The ‘Home Bias’ in Private Equity Pays Off
“LPs with local overweighting realize superior investment returns,” researchers found.
Investors have a home bias when it comes to selecting private equity funds, according to research from Switzerland’s University of St. Gallen.
“The home bias in local fund manager selection holds across investor types, fund characteristics as well as market regions,” St. Gallen researchers Stefan Morkoetter and Tobias Schori said in a working paper this month. Their research found that limited partners overweigh their investments with private equity managers based in the same region by 45 percent on average.
Favoring local fund managers pays off for investors, or the so-called limited partners referred to in the private equity industry as LPs, according to the paper. That’s because they benefit from “information advantages and better fund access” in their home market, the authors suggested.

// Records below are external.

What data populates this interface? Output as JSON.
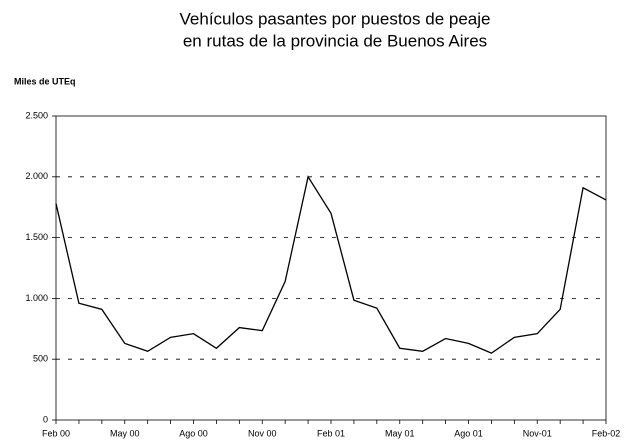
{
  "chart_data": {
    "type": "line",
    "title": [
      "Vehículos pasantes por puestos de peaje",
      "en rutas de la provincia de Buenos Aires"
    ],
    "y_label": "Miles de UTEq",
    "categories": [
      "Feb 00",
      null,
      null,
      "May 00",
      null,
      null,
      "Ago 00",
      null,
      null,
      "Nov 00",
      null,
      null,
      "Feb 01",
      null,
      null,
      "May 01",
      null,
      null,
      "Ago 01",
      null,
      null,
      "Nov-01",
      null,
      null,
      "Feb-02"
    ],
    "series": [
      {
        "name": "Vehículos",
        "color": "#000000",
        "values": [
          1780,
          960,
          910,
          630,
          565,
          680,
          710,
          590,
          760,
          735,
          1140,
          2000,
          1700,
          985,
          920,
          590,
          565,
          670,
          630,
          550,
          680,
          710,
          910,
          1910,
          1810
        ]
      }
    ],
    "ylim": [
      0,
      2500
    ],
    "yticks": [
      0,
      500,
      {
        "value": 1000,
        "label": "1.000"
      },
      {
        "value": 1500,
        "label": "1.500"
      },
      {
        "value": 2000,
        "label": "2.000"
      },
      {
        "value": 2500,
        "label": "2.500"
      }
    ],
    "grid": true
  }
}
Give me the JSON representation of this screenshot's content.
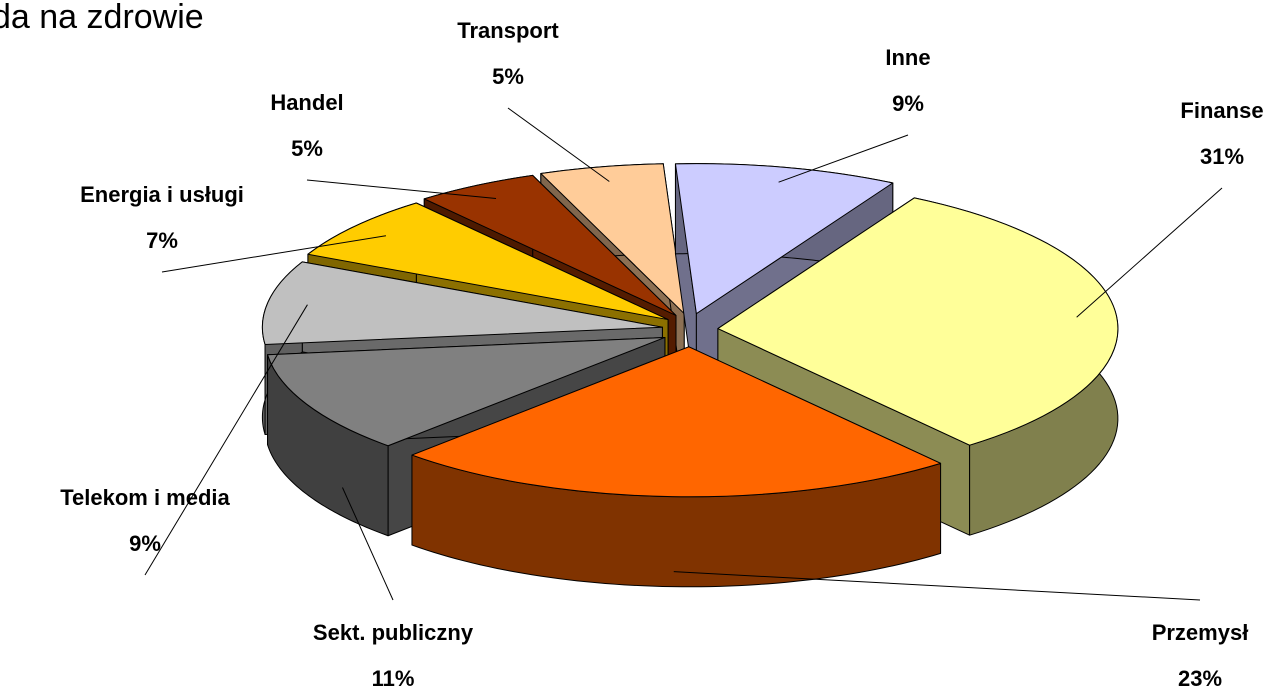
{
  "chart_data": {
    "type": "pie",
    "title": "da na zdrowie",
    "categories": [
      "Inne",
      "Finanse",
      "Przemysł",
      "Sekt. publiczny",
      "Telekom i media",
      "Energia i usługi",
      "Handel",
      "Transport"
    ],
    "values": [
      9,
      31,
      23,
      11,
      9,
      7,
      5,
      5
    ],
    "value_labels": [
      "9%",
      "31%",
      "23%",
      "11%",
      "9%",
      "7%",
      "5%",
      "5%"
    ],
    "colors": [
      "#ccccff",
      "#ffff99",
      "#ff6600",
      "#808080",
      "#c0c0c0",
      "#ffcc00",
      "#993300",
      "#ffcc99"
    ]
  }
}
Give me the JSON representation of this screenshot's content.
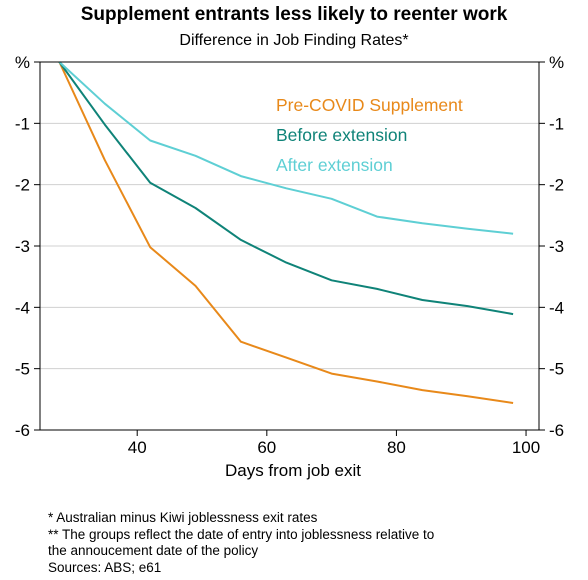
{
  "chart_data": {
    "type": "line",
    "title": "Supplement entrants less likely to reenter work",
    "subtitle": "Difference in Job Finding Rates*",
    "xlabel": "Days from job exit",
    "ylabel": "%",
    "ylabel_right": "%",
    "xlim": [
      25,
      102
    ],
    "ylim": [
      -6,
      0
    ],
    "xticks": [
      40,
      60,
      80,
      100
    ],
    "yticks": [
      0,
      -1,
      -2,
      -3,
      -4,
      -5,
      -6
    ],
    "ytick_labels": [
      "%",
      "-1",
      "-2",
      "-3",
      "-4",
      "-5",
      "-6"
    ],
    "grid": true,
    "legend_position": "top-right",
    "series": [
      {
        "name": "Pre-COVID Supplement",
        "color": "#E8891A",
        "x": [
          28,
          35,
          42,
          49,
          56,
          63,
          70,
          77,
          84,
          91,
          98
        ],
        "y": [
          0,
          -1.6,
          -3.02,
          -3.65,
          -4.56,
          -4.82,
          -5.08,
          -5.21,
          -5.35,
          -5.45,
          -5.56
        ]
      },
      {
        "name": "Before extension",
        "color": "#0F8378",
        "x": [
          28,
          35,
          42,
          49,
          56,
          63,
          70,
          77,
          84,
          91,
          98
        ],
        "y": [
          0,
          -1.02,
          -1.97,
          -2.38,
          -2.9,
          -3.27,
          -3.56,
          -3.7,
          -3.88,
          -3.98,
          -4.11
        ]
      },
      {
        "name": "After extension",
        "color": "#5ECFD4",
        "x": [
          28,
          35,
          42,
          49,
          56,
          63,
          70,
          77,
          84,
          91,
          98
        ],
        "y": [
          0,
          -0.68,
          -1.28,
          -1.53,
          -1.86,
          -2.06,
          -2.23,
          -2.52,
          -2.63,
          -2.72,
          -2.8
        ]
      }
    ]
  },
  "notes": [
    "* Australian minus Kiwi joblessness exit rates",
    "** The groups reflect the date of entry into joblessness relative to",
    "the annoucement date of the policy",
    "Sources: ABS; e61"
  ]
}
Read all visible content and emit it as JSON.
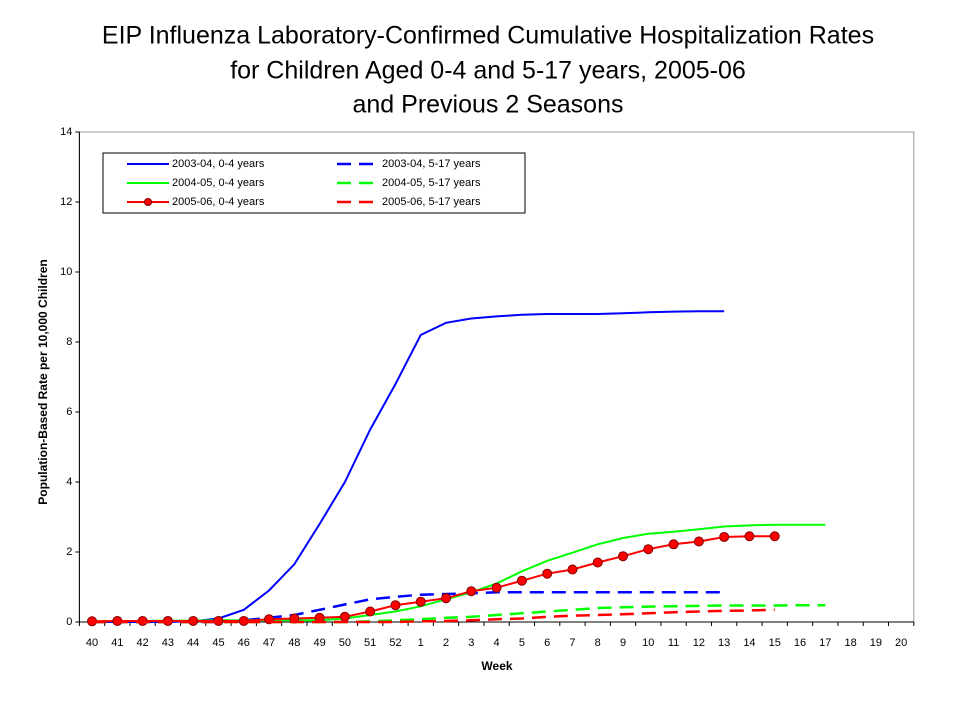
{
  "chart_data": {
    "type": "line",
    "title": [
      "EIP Influenza Laboratory-Confirmed Cumulative Hospitalization Rates",
      "for Children Aged 0-4 and 5-17 years, 2005-06",
      "and Previous 2 Seasons"
    ],
    "x_label": "Week",
    "y_label": "Population-Based Rate per 10,000 Children",
    "categories": [
      "40",
      "41",
      "42",
      "43",
      "44",
      "45",
      "46",
      "47",
      "48",
      "49",
      "50",
      "51",
      "52",
      "1",
      "2",
      "3",
      "4",
      "5",
      "6",
      "7",
      "8",
      "9",
      "10",
      "11",
      "12",
      "13",
      "14",
      "15",
      "16",
      "17",
      "18",
      "19",
      "20"
    ],
    "ylim": [
      0,
      14
    ],
    "yticks": [
      0,
      2,
      4,
      6,
      8,
      10,
      12,
      14
    ],
    "series": [
      {
        "name": "2003-04, 0-4 years",
        "color": "#0000ff",
        "dashed": false,
        "markers": false,
        "values": [
          0,
          0,
          0,
          0,
          0.02,
          0.1,
          0.35,
          0.9,
          1.65,
          2.8,
          4.0,
          5.5,
          6.8,
          8.2,
          8.55,
          8.67,
          8.73,
          8.78,
          8.8,
          8.8,
          8.8,
          8.82,
          8.85,
          8.87,
          8.88,
          8.88,
          null,
          null,
          null,
          null,
          null,
          null,
          null
        ]
      },
      {
        "name": "2003-04, 5-17 years",
        "color": "#0000ff",
        "dashed": true,
        "markers": false,
        "values": [
          0,
          0,
          0,
          0,
          0,
          0,
          0.05,
          0.12,
          0.2,
          0.35,
          0.5,
          0.65,
          0.72,
          0.78,
          0.8,
          0.82,
          0.85,
          0.85,
          0.85,
          0.85,
          0.85,
          0.85,
          0.85,
          0.85,
          0.85,
          0.85,
          null,
          null,
          null,
          null,
          null,
          null,
          null
        ]
      },
      {
        "name": "2004-05, 0-4 years",
        "color": "#00ff00",
        "dashed": false,
        "markers": false,
        "values": [
          0.02,
          0.03,
          0.03,
          0.04,
          0.04,
          0.05,
          0.05,
          0.05,
          0.05,
          0.05,
          0.1,
          0.2,
          0.3,
          0.45,
          0.65,
          0.85,
          1.1,
          1.45,
          1.75,
          1.98,
          2.22,
          2.4,
          2.52,
          2.58,
          2.65,
          2.73,
          2.76,
          2.78,
          2.78,
          2.78,
          null,
          null,
          null
        ]
      },
      {
        "name": "2004-05, 5-17 years",
        "color": "#00ff00",
        "dashed": true,
        "markers": false,
        "values": [
          0,
          0,
          0,
          0,
          0,
          0,
          0,
          0,
          0,
          0,
          0,
          0.02,
          0.05,
          0.08,
          0.12,
          0.15,
          0.2,
          0.25,
          0.3,
          0.35,
          0.4,
          0.42,
          0.44,
          0.45,
          0.46,
          0.47,
          0.47,
          0.47,
          0.48,
          0.48,
          null,
          null,
          null
        ]
      },
      {
        "name": "2005-06, 0-4 years",
        "color": "#ff0000",
        "dashed": false,
        "markers": true,
        "values": [
          0.02,
          0.03,
          0.03,
          0.03,
          0.03,
          0.03,
          0.03,
          0.08,
          0.1,
          0.12,
          0.15,
          0.3,
          0.48,
          0.58,
          0.68,
          0.88,
          0.98,
          1.18,
          1.38,
          1.5,
          1.7,
          1.88,
          2.08,
          2.22,
          2.3,
          2.43,
          2.45,
          2.45,
          null,
          null,
          null,
          null,
          null
        ]
      },
      {
        "name": "2005-06, 5-17 years",
        "color": "#ff0000",
        "dashed": true,
        "markers": false,
        "values": [
          0,
          0,
          0,
          0,
          0,
          0,
          0,
          0,
          0,
          0,
          0,
          0,
          0,
          0.02,
          0.03,
          0.05,
          0.08,
          0.1,
          0.15,
          0.18,
          0.2,
          0.22,
          0.25,
          0.28,
          0.3,
          0.32,
          0.33,
          0.35,
          null,
          null,
          null,
          null,
          null
        ]
      }
    ]
  }
}
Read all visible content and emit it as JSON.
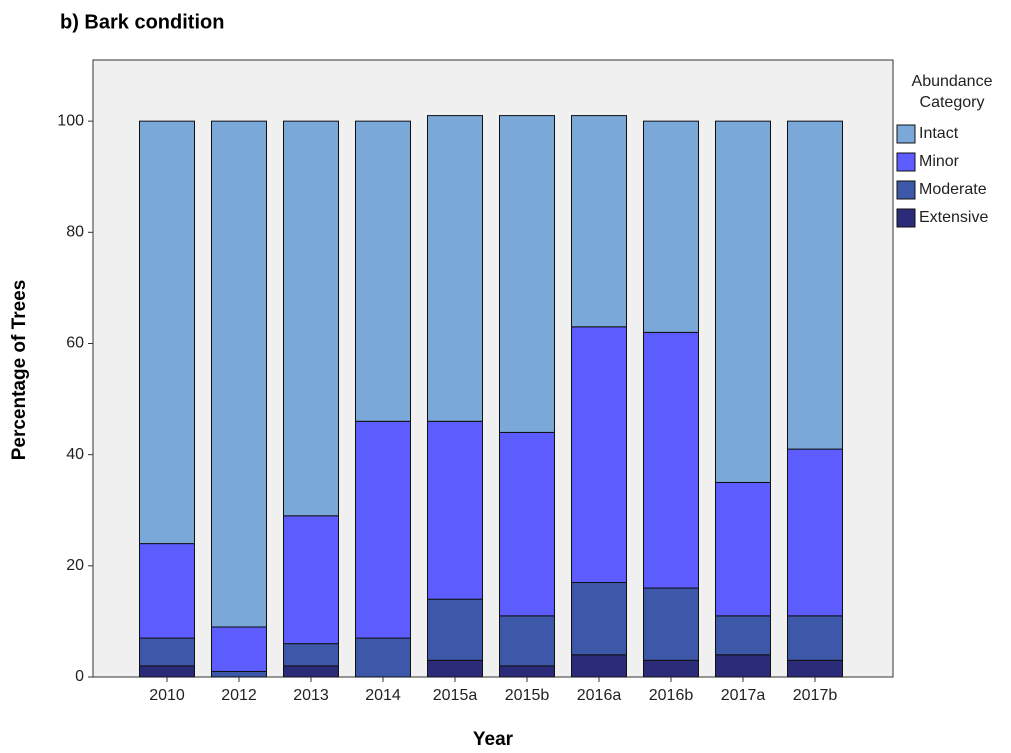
{
  "chart_data": {
    "type": "stacked_bar",
    "title": "b)   Bark condition",
    "x_label": "Year",
    "y_label": "Percentage of Trees",
    "legend_title": [
      "Abundance",
      "Category"
    ],
    "categories": [
      "2010",
      "2012",
      "2013",
      "2014",
      "2015a",
      "2015b",
      "2016a",
      "2016b",
      "2017a",
      "2017b"
    ],
    "series": [
      {
        "name": "Extensive",
        "color": "#2b2b7a",
        "values": [
          2,
          0,
          2,
          0,
          3,
          2,
          4,
          3,
          4,
          3
        ]
      },
      {
        "name": "Moderate",
        "color": "#3d58a8",
        "values": [
          5,
          1,
          4,
          7,
          11,
          9,
          13,
          13,
          7,
          8
        ]
      },
      {
        "name": "Minor",
        "color": "#5c5cff",
        "values": [
          17,
          8,
          23,
          39,
          32,
          33,
          46,
          46,
          24,
          30
        ]
      },
      {
        "name": "Intact",
        "color": "#7aa8d8",
        "values": [
          76,
          91,
          71,
          54,
          55,
          57,
          38,
          38,
          65,
          59
        ]
      }
    ],
    "ylim": [
      0,
      111
    ],
    "yticks": [
      0,
      20,
      40,
      60,
      80,
      100
    ],
    "legend": "right"
  }
}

“Investments committed with locally domiciled fund managers are not only being overweighed, but also perform better than investments with fund managers domiciled in foreign market regions,” wrote Morkoetter and Schori. “LPs have superior skills in selecting high-performing GPs in their local market region,” they explained, and “inferior skills” when picking general partners that are foreign domiciled.
General partners, or GPs, are the managers of private equity funds. The LPs in the study included public and corporate pension funds, endowments, insurance companies, banks, and government-linked investors, the paper shows.
The authors evaluated 114,098 investments committed by 12,258 limited partners into 20,473 private equity funds. Their research spanned five market regions — North America, developed Europe, developed Asia-Pacific, emerging Asia-Pacific, and the rest of world — between 1969 and 2020.
“Over the last decades, the PE industry has grown from an asset class that was dominated by U.S.-based fund managers to a global market and every major market region nowadays comprises a large, diversified fund manager base,” the authors said. Finding that local overweighting leads to stronger returns, they said “LPs who consider investing outside of their local market should thus closely monitor investment patterns of their local peers.”
Limited partners based in emerging Asia-Pacific have the highest home bias, with a 68 percent overweighting of local private equity funds, according to the paper. LPs domiciled in developed Europe have the lowest overweighting, with excess home investments of 24 percent.
The study found that investments with local GPs are associated with “a positive excess” internal rate of return of 0.73 percent. By contrast, allocations to foreign domiciled managers resulted in a “negative excess IRR” of 0.10 percent, according to the paper.
“LPs with local overweighting realize superior investment returns,” the authors said.